I scoff and look down. It’s almost pointless to say anything; he is one of a million generic quitters who become addicted to false pride and idols instead.
“All it takes is believing, I’ve been saved by believing man.” I begin to notice his cross as his look deepens.
“My church is open to everyone.” He emphasizes the everyone as if to say even a base head like me is welcome to pray.
“Just think about it.” He pulls out a piece of paper and writes information on it.
“Your live isn’t over.” He moves his arm away and continues jogging.
As soon as he is out of ear shot I slowly tear the paper apart. I don’t help from a cop, ex-junkie, Jesus freak anyway. I’m not a weak addict like he is.

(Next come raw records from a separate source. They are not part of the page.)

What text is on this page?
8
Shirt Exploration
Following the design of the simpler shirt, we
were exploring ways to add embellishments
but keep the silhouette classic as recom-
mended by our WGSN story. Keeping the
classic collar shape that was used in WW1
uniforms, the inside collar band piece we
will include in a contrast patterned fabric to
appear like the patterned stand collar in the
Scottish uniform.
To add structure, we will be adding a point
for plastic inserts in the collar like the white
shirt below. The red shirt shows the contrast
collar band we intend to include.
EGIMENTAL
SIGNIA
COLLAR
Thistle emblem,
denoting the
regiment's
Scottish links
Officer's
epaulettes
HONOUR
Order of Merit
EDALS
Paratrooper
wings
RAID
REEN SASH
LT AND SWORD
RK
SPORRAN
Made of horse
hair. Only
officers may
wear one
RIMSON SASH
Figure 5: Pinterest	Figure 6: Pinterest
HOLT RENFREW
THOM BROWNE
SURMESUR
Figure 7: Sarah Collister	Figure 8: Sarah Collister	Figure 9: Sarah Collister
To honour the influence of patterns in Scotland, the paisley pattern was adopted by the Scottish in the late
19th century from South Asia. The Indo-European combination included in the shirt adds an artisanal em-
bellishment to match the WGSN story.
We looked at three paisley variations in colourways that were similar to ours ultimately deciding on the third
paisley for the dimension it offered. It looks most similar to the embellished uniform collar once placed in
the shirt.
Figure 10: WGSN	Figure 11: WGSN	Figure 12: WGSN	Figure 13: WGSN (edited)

The drive back to my house is filled with regret. The void that drugs fill is almost always empty. The what or why become irrelevant, to me it is the same as explaining genocide or countless other acts of self destruction of humankind. Ultimately, it always happens. Analysis of these acts sends me further and further into the tunnels of my own mind. The morning sun bakes everything on the road turning my car into a furnace. Sweat beads and my constricted veins make driving painfully slow. I glance in the mirror once again, and freeze in horror at the eyes that stare back at me. They bulge and pulse at a superhuman rate as I quickly turn back for one last fix. I turn abruptly, ignoring food, money, gas, or any other logic that should prevail *. Once again, I find myself on the endlessly slow track to baseland.